PastorOfMuppets · Post by **PastorOfMuppets** » Thu Jan 05, 2012 3:46 pm

Nessus reported the following threat from Zimbra. Does anyone know how to correct?
Thanks.
Summary:

SSL Anonymous Cipher Suites Supported
Risk: High (3)

Type: Nessus

Port: 465

Protocol: TCP

Threat ID: 131705
Information From Target:

The remote server supports the following anonymous SSL ciphers :
ADH-DES-CBC3-SHA Kx=DH Au=None Enc=3DES(168) Mac=SHA1

ADH-RC4-MD5 Kx=DH Au=None Enc=RC4(128) Mac=MD5

ADH-DES-CBC3-SHA Kx=DH Au=None Enc=3DES(168) Mac=SHA1

ADH-AES128-SHA Kx=DH Au=None Enc=AES(128) Mac=SHA1

ADH-AES256-SHA Kx=DH Au=None Enc=AES(256) Mac=SHA1

ADH-CAMELLIA128-SHA Kx=DH Au=None Enc=Camellia(128) Mac=SHA1

ADH-CAMELLIA256-SHA Kx=DH Au=None Enc=Camellia(256) Mac=SHA1

ADH-RC4-MD5 Kx=DH Au=None Enc=RC4(128) Mac=MD5

n/a Kx=DH Au=None Enc=SEED(128) Mac=SHA1
The fields above are :
{OpenSSL ciphername}

Kx={key exchange}

Au={authentication}

Enc={symmetric encryption method}

Mac={message authentication code}

{export flag}
Solution:

Reconfigure the affected application if possible to avoid use of weak

ciphers.
Details:
The remote host supports the use of anonymous SSL ciphers. While this enables an administrator to set up a service that encrypts traffic without having to generate and configure SSL certificates, it offers no way to verify the remote host's identity and renders the service vulnerable to a man-in-the-middle attack.

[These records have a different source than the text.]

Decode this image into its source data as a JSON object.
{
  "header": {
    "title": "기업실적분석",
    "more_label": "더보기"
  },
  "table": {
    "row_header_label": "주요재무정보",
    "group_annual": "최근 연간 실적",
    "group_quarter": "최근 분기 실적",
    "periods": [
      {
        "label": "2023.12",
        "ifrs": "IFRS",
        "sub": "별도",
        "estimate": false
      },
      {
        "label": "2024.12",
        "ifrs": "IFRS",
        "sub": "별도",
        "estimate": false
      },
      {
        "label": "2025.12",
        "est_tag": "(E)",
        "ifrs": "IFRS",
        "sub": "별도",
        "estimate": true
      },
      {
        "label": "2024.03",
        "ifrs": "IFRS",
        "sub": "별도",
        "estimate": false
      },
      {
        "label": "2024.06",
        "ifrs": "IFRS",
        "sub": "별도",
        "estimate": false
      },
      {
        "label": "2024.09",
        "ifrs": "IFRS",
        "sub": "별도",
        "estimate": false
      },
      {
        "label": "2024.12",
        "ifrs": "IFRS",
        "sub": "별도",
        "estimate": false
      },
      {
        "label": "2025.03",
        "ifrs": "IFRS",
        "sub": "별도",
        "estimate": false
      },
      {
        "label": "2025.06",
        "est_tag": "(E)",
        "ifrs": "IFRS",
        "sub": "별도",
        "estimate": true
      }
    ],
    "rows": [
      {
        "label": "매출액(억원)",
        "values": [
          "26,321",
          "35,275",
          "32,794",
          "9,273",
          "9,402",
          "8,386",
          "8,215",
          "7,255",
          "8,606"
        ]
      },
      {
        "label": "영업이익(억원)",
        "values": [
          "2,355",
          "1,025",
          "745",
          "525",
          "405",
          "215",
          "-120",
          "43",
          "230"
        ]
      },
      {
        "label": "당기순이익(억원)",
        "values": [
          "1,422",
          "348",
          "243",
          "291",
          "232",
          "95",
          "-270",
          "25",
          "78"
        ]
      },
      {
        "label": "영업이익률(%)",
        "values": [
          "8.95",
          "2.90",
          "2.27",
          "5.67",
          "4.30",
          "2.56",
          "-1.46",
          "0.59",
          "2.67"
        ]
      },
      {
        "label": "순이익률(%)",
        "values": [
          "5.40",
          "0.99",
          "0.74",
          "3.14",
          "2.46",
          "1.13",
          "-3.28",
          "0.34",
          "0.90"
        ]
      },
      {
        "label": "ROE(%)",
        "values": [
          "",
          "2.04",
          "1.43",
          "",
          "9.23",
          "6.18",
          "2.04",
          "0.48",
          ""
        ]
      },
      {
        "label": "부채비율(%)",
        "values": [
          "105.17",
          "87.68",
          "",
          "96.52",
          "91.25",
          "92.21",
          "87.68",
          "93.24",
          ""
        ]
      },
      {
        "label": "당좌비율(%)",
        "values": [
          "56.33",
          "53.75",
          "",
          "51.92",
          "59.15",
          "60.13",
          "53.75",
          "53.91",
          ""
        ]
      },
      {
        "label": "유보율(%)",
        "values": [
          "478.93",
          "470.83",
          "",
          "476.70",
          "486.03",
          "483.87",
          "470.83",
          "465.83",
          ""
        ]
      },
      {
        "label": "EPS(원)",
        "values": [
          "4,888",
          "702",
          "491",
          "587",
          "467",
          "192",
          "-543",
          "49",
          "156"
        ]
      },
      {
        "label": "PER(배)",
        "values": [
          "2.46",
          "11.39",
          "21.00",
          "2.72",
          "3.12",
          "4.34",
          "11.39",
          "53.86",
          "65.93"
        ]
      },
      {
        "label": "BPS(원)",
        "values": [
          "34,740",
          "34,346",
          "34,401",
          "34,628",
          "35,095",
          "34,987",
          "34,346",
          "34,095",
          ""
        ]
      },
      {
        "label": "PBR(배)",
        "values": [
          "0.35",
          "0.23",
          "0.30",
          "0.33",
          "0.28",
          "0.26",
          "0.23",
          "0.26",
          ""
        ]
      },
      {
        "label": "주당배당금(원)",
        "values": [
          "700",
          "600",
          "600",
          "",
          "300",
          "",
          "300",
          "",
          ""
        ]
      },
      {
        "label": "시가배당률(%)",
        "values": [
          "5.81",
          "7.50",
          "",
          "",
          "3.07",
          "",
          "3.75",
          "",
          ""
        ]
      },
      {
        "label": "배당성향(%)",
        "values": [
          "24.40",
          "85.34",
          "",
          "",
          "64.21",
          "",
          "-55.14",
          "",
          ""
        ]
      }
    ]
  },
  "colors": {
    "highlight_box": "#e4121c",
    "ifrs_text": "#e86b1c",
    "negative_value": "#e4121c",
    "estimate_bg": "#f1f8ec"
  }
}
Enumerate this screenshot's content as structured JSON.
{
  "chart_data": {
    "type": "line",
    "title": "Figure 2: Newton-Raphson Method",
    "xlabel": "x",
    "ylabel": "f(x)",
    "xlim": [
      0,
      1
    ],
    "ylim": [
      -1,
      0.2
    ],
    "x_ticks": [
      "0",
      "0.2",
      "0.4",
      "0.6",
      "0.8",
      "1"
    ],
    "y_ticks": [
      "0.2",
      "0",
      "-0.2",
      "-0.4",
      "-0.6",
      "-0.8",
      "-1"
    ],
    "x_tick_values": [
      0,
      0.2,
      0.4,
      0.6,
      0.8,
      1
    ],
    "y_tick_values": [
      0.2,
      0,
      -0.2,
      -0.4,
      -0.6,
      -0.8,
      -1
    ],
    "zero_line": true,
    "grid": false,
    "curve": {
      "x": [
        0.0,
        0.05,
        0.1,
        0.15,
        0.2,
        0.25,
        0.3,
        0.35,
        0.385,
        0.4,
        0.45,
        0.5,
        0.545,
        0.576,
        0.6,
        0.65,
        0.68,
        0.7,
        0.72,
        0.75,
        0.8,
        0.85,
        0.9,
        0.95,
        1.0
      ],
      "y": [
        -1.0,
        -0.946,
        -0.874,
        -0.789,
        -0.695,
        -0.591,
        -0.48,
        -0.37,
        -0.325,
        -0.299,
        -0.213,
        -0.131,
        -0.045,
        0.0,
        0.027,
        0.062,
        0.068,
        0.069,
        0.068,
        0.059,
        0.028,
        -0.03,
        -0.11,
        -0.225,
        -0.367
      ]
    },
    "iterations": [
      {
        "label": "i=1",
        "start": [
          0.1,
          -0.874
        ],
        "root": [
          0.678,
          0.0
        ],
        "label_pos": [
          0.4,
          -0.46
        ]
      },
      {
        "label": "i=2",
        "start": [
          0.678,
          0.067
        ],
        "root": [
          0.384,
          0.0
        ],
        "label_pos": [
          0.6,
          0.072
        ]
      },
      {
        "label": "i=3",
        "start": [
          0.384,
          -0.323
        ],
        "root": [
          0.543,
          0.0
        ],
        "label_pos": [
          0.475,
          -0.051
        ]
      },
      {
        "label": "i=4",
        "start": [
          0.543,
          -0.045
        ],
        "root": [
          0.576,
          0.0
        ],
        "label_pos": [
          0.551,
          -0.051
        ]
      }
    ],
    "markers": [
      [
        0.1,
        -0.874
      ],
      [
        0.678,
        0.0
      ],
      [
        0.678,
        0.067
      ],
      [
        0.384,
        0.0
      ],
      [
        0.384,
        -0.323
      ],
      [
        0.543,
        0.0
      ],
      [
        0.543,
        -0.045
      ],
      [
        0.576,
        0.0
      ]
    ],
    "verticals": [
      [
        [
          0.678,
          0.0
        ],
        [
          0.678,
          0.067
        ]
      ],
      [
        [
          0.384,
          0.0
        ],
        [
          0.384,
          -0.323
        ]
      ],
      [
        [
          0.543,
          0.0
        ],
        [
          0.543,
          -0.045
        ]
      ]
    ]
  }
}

yasanthau · Post by **yasanthau** » Sun Jun 09, 2013 11:45 pm

I also have same issue.

quanah · Post by **quanah** » Mon Jun 10, 2013 11:14 am

This is a bogus report. I suggest you contact Nessus and ask them to fix their software. This does not affect SMTP/SMTPS (which is what port 465 is).